Adult eye color is generally stable, but certain conditions can cause it to change. Pigment dispersion syndrome causes pigment to release from the iris, leading to color changes and increasing glaucoma risk. Fuchs heterochromic iridocyclitis involves a loss of pigment in one iris, making the affected eye lighter. Bleeding inside the eye (hyphema) can make an eye appear darker as blood pools behind the cornea. Even cataracts can change the appearance of eye color when a dense white cataract becomes visible through the pupil.
Certain glaucoma medications, specifically a class of eye drops called prostaglandin analogs, can darken the iris over time by stimulating melanin production in iris cells. People with hazel or mixed-color eyes are most susceptible to this effect. The color change is typically permanent even after stopping the medication.
Aging brings its own changes. A condition called arcus senilis creates a blue, white, or gray ring around the outer edge of the iris, caused by fatty deposits accumulating in the cornea. It’s common and generally harmless in people over 40, though the same ring appearing before age 40 or in only one eye may signal an underlying vascular condition.
Heterochromia: Two Different Colors
Some people have eyes that don’t match, a condition called heterochromia. It comes in three forms. Complete heterochromia means each eye is an entirely different color, like one brown eye and one blue eye. Sectoral heterochromia means one iris has a distinct wedge or section of a different color, like a slice of brown in an otherwise blue eye. Central heterochromia creates a ring of one color around the pupil with a different color in the outer iris, often a golden ring inside a blue or green eye.

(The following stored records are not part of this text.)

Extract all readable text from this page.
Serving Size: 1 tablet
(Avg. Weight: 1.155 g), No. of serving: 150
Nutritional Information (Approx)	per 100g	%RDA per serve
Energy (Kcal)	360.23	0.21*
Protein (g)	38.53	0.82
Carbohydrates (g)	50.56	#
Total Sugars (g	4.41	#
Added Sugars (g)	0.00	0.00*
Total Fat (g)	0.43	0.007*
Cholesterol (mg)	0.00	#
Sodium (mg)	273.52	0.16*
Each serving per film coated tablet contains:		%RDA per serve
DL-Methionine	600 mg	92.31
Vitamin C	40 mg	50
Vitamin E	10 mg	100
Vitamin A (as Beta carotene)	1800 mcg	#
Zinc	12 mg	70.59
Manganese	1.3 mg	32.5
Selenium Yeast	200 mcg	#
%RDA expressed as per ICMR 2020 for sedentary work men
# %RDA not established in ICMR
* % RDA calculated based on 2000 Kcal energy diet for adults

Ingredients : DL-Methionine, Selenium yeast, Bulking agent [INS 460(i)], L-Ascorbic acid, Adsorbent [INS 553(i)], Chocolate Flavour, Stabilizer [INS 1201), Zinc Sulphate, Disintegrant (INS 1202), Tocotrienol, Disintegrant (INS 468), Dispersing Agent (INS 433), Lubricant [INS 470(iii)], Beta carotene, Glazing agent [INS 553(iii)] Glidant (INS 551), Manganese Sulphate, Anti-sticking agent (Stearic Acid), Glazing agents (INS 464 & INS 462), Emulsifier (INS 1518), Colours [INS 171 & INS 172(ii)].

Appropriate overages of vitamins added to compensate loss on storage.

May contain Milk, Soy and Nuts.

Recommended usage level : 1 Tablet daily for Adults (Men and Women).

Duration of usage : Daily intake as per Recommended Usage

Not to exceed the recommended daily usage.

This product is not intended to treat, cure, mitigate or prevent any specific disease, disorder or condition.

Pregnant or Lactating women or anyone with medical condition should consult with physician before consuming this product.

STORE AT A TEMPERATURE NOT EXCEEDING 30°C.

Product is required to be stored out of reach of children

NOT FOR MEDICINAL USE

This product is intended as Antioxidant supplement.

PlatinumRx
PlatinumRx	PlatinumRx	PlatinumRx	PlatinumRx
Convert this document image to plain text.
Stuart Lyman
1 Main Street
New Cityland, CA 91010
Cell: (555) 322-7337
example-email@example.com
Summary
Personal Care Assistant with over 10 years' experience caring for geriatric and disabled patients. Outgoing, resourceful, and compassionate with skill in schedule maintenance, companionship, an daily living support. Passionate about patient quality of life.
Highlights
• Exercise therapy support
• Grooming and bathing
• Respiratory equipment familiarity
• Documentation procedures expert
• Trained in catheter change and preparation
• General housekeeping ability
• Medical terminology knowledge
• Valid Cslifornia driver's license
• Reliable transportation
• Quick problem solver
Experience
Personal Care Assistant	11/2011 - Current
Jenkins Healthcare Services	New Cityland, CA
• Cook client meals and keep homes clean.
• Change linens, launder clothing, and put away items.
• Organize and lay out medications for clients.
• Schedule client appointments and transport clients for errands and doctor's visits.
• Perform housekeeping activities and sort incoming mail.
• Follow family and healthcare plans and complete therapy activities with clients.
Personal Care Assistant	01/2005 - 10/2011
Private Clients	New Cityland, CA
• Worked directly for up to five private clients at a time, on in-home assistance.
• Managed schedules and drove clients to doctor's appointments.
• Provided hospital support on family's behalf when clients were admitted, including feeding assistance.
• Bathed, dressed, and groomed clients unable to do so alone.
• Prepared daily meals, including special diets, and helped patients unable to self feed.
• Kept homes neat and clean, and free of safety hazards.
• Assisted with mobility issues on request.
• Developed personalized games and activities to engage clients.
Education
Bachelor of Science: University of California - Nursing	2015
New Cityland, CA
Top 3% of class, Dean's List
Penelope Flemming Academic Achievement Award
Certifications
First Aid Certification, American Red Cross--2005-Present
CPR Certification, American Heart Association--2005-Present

Most cases of heterochromia are genetic and present from birth. They’re typically harmless and purely cosmetic. Less commonly, heterochromia develops later in life due to eye injury, inflammation, or conditions like Fuchs heterochromic iridocyclitis. When heterochromia appears suddenly in adulthood, it’s worth having an eye doctor evaluate the cause.
Why Brown Eyes Dominate Globally
Brown is the ancestral human eye color. The genetic variations that reduce melanin production in the iris, producing blue, green, and other lighter shades, appear to have emerged more recently in human evolutionary history, primarily in populations that migrated to less sunny regions. Higher melanin in the iris may offer some protection against intense UV light, which could explain why brown eyes remain nearly universal in populations near the equator while lighter colors are concentrated in Northern Europe and parts of Central Asia.
The global picture is shifting slowly as populations mix. Children of parents with different eye colors can end up with shades neither parent has, thanks to the complex polygenic inheritance at play. This means the boundaries between eye color categories will only get blurrier over time.